Lighthouse Group has announced its intention to delist from Aim.
In an announcement to the stockmarket this morning, the group says the benefits of being listed on Aim for a large IFA firm are considerably outweighed by the disadvantages.
The group intends to move to a public unquoted structure, a move which will require the approval of 75 per cent of shareholders.
In particular, the group says the requirement to provide regular updates to the market is potentially “commercially disadvantageous” at a time of significant regulatory change.
The group says the sentiment towards IFA firms amongst the investment community is likely to remain low given the current regulatory changes.

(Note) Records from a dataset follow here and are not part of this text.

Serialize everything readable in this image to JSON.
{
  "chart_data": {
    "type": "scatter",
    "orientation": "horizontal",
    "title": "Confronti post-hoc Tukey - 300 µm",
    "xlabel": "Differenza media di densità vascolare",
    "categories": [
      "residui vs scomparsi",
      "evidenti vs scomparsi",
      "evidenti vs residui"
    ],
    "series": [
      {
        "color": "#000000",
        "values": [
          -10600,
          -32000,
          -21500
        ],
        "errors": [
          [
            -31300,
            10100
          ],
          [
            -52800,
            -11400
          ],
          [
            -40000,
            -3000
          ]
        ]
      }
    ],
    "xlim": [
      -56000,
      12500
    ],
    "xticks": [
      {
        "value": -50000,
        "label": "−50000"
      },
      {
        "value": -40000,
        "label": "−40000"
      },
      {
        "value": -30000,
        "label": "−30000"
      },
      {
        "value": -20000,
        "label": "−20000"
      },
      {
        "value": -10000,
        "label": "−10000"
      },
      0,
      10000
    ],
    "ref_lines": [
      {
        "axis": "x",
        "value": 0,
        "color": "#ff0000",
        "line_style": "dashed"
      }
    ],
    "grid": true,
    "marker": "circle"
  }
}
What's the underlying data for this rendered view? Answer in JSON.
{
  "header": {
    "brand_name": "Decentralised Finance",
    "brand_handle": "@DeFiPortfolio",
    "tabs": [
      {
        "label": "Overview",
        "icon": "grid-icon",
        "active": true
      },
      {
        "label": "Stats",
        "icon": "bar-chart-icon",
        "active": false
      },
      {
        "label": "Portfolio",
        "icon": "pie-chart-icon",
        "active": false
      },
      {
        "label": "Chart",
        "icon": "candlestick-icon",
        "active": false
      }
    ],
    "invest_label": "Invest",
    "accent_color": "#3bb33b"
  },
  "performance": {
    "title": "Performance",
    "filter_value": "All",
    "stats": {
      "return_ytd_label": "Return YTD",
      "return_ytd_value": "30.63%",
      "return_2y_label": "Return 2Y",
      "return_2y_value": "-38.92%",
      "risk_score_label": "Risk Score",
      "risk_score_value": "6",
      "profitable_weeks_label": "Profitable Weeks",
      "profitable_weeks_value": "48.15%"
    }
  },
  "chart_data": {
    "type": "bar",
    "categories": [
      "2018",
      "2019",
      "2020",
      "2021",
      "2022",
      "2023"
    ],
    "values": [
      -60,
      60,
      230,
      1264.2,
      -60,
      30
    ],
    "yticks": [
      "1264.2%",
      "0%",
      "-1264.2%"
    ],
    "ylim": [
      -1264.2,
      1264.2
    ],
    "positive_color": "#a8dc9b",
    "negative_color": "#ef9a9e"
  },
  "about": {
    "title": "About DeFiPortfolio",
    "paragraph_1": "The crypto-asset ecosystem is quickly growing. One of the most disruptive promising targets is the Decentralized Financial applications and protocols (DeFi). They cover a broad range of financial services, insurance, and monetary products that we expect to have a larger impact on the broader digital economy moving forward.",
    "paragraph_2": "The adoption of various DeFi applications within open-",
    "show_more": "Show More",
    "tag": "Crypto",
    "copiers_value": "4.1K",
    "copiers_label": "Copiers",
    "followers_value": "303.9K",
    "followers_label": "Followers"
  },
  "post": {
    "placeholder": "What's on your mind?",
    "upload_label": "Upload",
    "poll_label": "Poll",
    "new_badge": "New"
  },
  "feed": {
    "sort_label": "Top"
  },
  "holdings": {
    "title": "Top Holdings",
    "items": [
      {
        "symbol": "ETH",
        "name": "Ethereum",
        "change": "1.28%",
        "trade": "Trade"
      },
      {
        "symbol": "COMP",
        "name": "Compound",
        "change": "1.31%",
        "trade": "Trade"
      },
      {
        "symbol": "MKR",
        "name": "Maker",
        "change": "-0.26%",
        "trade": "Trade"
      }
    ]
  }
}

The firm highlights that when it first listed in March 2001 it had a turnover of £5m, losses of £1.5m and a cash balance of £35,000, with a share price of 60p. When the 2011 results were released in March 2012, Lighthouse had a turnover of £60m, profits before non-recurring expenses of £1.6m and a cash balance of £11m, yet the share price before this announcement was made was 4.88p.
“The Board believes that this clearly demonstrates that sentiment for IFA businesses amongst the investment community has declined dramatically over the past decade,” says the firm.
Lighthouse says the current listing also hinders the group’s ability to look at acquisitions.
Lighthouse Group chairman David Hickey says : “For some time the conventional advantages of being listed on AIM have not applied to the Company and consequently the Board believes that it will be more advantageous for Lighthouse to operate as an unquoted entity.
Despite the changes in the industry and uncertainty that these bring, Lighthouse is in a robust position both financially and operationally, and the Board remains optimistic about the long term prospects for the Company.”